CASI turns the spotlight on its members who are making an impact across the country and around the globe. These members exemplify the mission and vision of the Canadian Aeronautics and Space Institute. We gladly highlight our members as part of our mandate to make it the place to foster national pride and international esteem for Canada’s accomplishments in aeronautics, space and related technologies. If you are interested in participating or nominating another member for the spotlight, please contact Danielle Tremblay at firstname.lastname@example.org
Today we meet Alejandro Lehman-Rubio a CASI Junior Member since January 2015. Born and raised in Mexico, Alex moved to Canada in 2010 to fulfill his goal of becoming an aerospace engineer. He completed high school in London, Ontario before being accepted at Carleton University in Ottawa. Alex is now in his fourth year of a Bachelor degree in Aerospace Engineering: Aerodynamics, Propulsion and Vehicle Performance.
What is your most memorable CASI experience so far?
My most memorable CASI experience has been attending and presenting at the AERO’17 Conference in Toronto, where I talked about a project from my 16-month co-op at the National Research Council (NRC). Apart from the chance to practice my communication skills, I enjoyed the opportunity to network with other members of the Canadian aerospace industry. I am sure the knowledge and the people I met during the event will be invaluable for my future career, for which I am grateful to both the NRC and CASI.
What’s the highest altitude and speed you’ve reached?
41,000 feet, traveling at 500 knots (926 km/h) on a commercial flight.
What is your current job?
I work at the National Research Council (NRC) as the Structural and Full Scale Structural Testing Engineering Assistant in the Structures, Materials and Manufacturing (SMM) Laboratory. This position has given me great experiences in structural health monitoring and life extension programs for both fixed and rotary wing aircraft. Additionally, I have co-authored a few research papers, one of which I was able to present at AERO’17.
What is the favourite moment of your career thus far?
I have had the opportunity to meet aerospace engineers and I think this collection of encounters has been my favourite element of my career so far. Each one of them has given me the chance to learn from them and given me their opinions on possible paths I could take once I graduate. Also, I really enjoy spending time talking about aircraft, the commercial aviation industry and engineering in general. Finally, I am sure that my time as part of the National Research Council will be a great moment in my career.

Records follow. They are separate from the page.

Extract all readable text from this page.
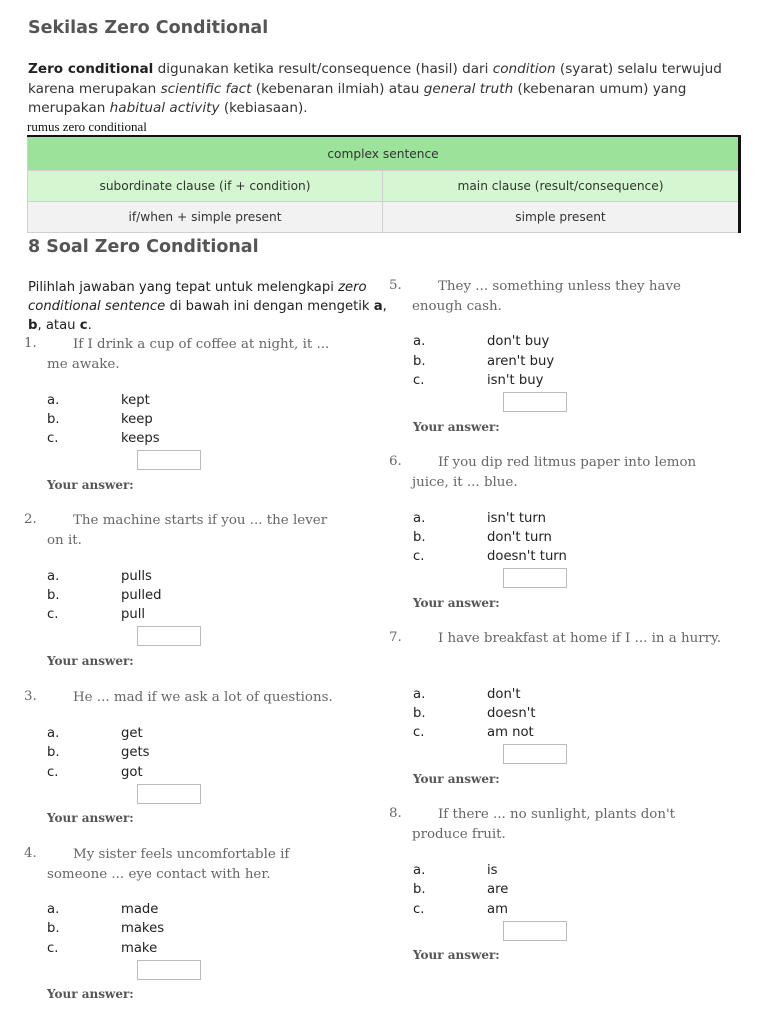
Sekilas Zero Conditional
Zero conditional digunakan ketika result/consequence (hasil) dari condition (syarat) selalu terwujud karena merupakan scientific fact (kebenaran ilmiah) atau general truth (kebenaran umum) yang merupakan habitual activity (kebiasaan).
rumus zero conditional
complex sentence	
subordinate clause (if + condition)	main clause (result/consequence)
if/when + simple present	simple present
8 Soal Zero Conditional
Pilihlah jawaban yang tepat untuk melengkapi zero conditional sentence di bawah ini dengan mengetik a, b, atau c.
1.	If I drink a cup of coffee at night, it ... me awake.
a.	kept
b.	keep
c.	keeps
Your answer:
2.	The machine starts if you ... the lever on it.
a.	pulls
b.	pulled
c.	pull
Your answer:
3.	He ... mad if we ask a lot of questions.
a.	get
b.	gets
c.	got
Your answer:
4.	My sister feels uncomfortable if someone ... eye contact with her.
a.	made
b.	makes
c.	make
Your answer:
5.	They ... something unless they have enough cash.
a.	don't buy
b.	aren't buy
c.	isn't buy
Your answer:
6.	If you dip red litmus paper into lemon juice, it ... blue.
a.	isn't turn
b.	don't turn
c.	doesn't turn
Your answer:
7.	I have breakfast at home if I ... in a hurry.
a.	don't
b.	doesn't
c.	am not
Your answer:
8.	If there ... no sunlight, plants don't produce fruit.
a.	is
b.	are
c.	am
Your answer:
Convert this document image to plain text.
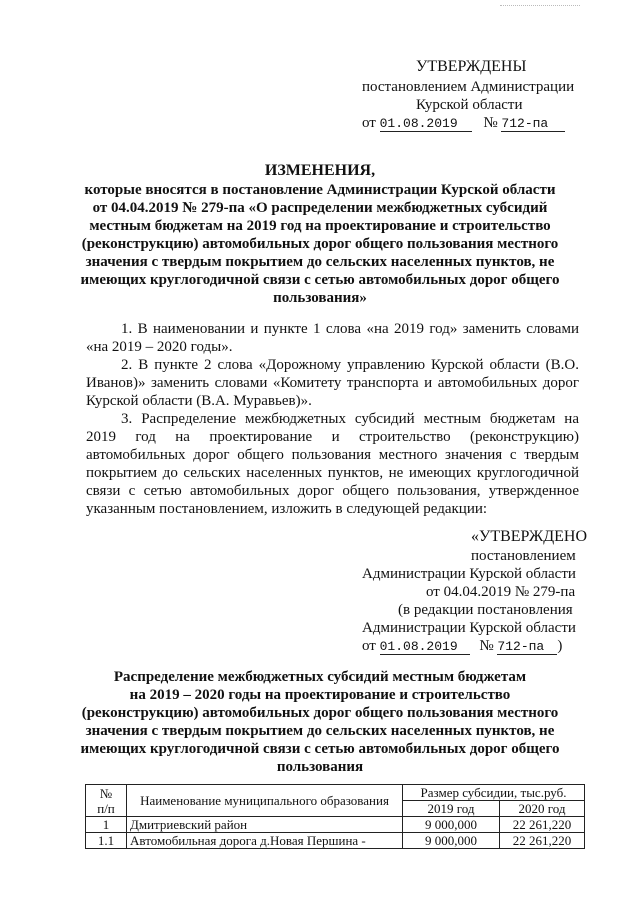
УТВЕРЖДЕНЫ
постановлением Администрации
Курской области
от 01.08.2019 № 712-па
ИЗМЕНЕНИЯ,
которые вносятся в постановление Администрации Курской области
от 04.04.2019 № 279-па «О распределении межбюджетных субсидий
местным бюджетам на 2019 год на проектирование и строительство
(реконструкцию) автомобильных дорог общего пользования местного
значения с твердым покрытием до сельских населенных пунктов, не
имеющих круглогодичной связи с сетью автомобильных дорог общего
пользования»
1. В наименовании и пункте 1 слова «на 2019 год» заменить словами «на 2019 – 2020 годы».
2. В пункте 2 слова «Дорожному управлению Курской области (В.О. Иванов)» заменить словами «Комитету транспорта и автомобильных дорог Курской области (В.А. Муравьев)».
3. Распределение межбюджетных субсидий местным бюджетам на 2019 год на проектирование и строительство (реконструкцию) автомобильных дорог общего пользования местного значения с твердым покрытием до сельских населенных пунктов, не имеющих круглогодичной связи с сетью автомобильных дорог общего пользования, утвержденное указанным постановлением, изложить в следующей редакции:
«УТВЕРЖДЕНО
постановлением
Администрации Курской области
от 04.04.2019 № 279-па
(в редакции постановления
Администрации Курской области
от 01.08.2019 № 712-па )
Распределение межбюджетных субсидий местным бюджетам
на 2019 – 2020 годы на проектирование и строительство
(реконструкцию) автомобильных дорог общего пользования местного
значения с твердым покрытием до сельских населенных пунктов, не
имеющих круглогодичной связи с сетью автомобильных дорог общего
пользования
№
п/п	Наименование муниципального образования	Размер субсидии, тыс.руб.	
		2019 год	2020 год
1	Дмитриевский район	9 000,000	22 261,220
1.1	Автомобильная дорога д.Новая Першина -	9 000,000	22 261,220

What was your childhood dream job?
Completely unrelated to my current field of study, I wanted to be either a truck driver or a meteorologist when I was a kid.
What is your favourite Aero or Astro activity?
I would definitely have to say that my favourite CASI activities have been the monthly talks and meetings put on by the Ottawa Branch on topics of interest for the Canadian aerospace industry. I also look forward to attending future AERO and ASTRO conferences.
Guilty pleasure: what can you not live without?
It would have to be the PC Flight Simulator. I really find it relaxing to operate current commercial flight routes, as well as learning about many topics such as flight deck procedures, aircraft maintenance and air traffic management.
If Hollywood made a movie of your life, who would you like to see play the lead role?
According to my friends, Matt Damon would be the actor who could portray me best.
What is the best career advice you’ve ever been offered?
A professor once told us to always be open to learn and try new things since you never know when they could come in handy, even if it means you will make small mistakes from time to time. This is what will make you a better engineer.
Where would you like to go that you haven’t been yet?
Europe. I would love to visit the historic cities of London, Paris, Rome, Berlin and others.
Star Wars or Star Trek?
Definitely Star Trek.
What decision in your life would you most like to change and why?
Part of me always wanted to start my training as an aircraft pilot as part of my academic development, but I am sure it will become part of my life later on, as flying has been a passion of mine. I am very satisfied with my career choices so far, and I am excited to think about the decisions I will take further along in my professional life.